今回発行される電子通貨は「サクラタウンコイン」と呼ばれるもので、発行は埼玉りそな銀行。1,000円単位で上限50,000円まで購入でき、対応店舗での支払いに利用できる。サクラタウンコインの購入および利用は、まずはところざわサクラタウン内の書店「ダ・ヴィンチストア」でのみ行なわれ、今後ところざわサクラタウン内の他店舗や周辺店舗などに対応店舗を広げていく計画。なお、サクラタウンコイン購入後の現金化はできず、利用期限は実証実験終了となる4月10日まで。期限を過ぎると電子通貨としての機能は失効し、未使用分が払い戻されることもない。
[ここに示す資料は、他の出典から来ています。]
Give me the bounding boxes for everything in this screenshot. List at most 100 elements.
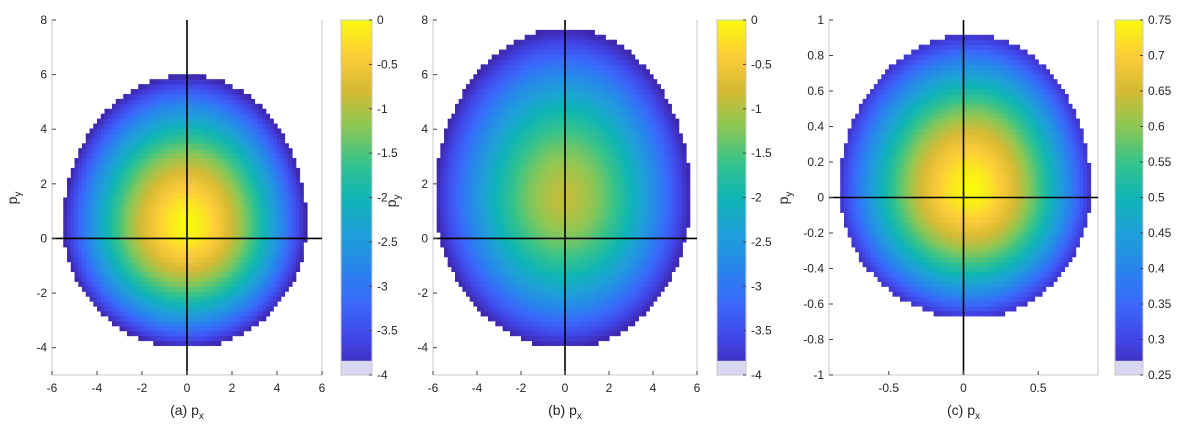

ところざわサクラタウン内の書店「ダ・ヴィンチストア」

サクラタウンコインの大きな特徴となるのが、発行されるコインに様々なキャラクターをあしらっている点。漫画「ケロロ軍曹」や、埼玉りそな銀行のマスコット「りそにゃ」、埼玉県のマスコット「コバトン」「さいたまっち」、所沢市のマスコット「トコろん」といったキャラクターが採用され、1円、5円、10円、50円、100円、500円、1,000円、5,000円、10,000円と9種類の額面のコインに、それぞれのキャラクターを採用した異なるデザインが施される。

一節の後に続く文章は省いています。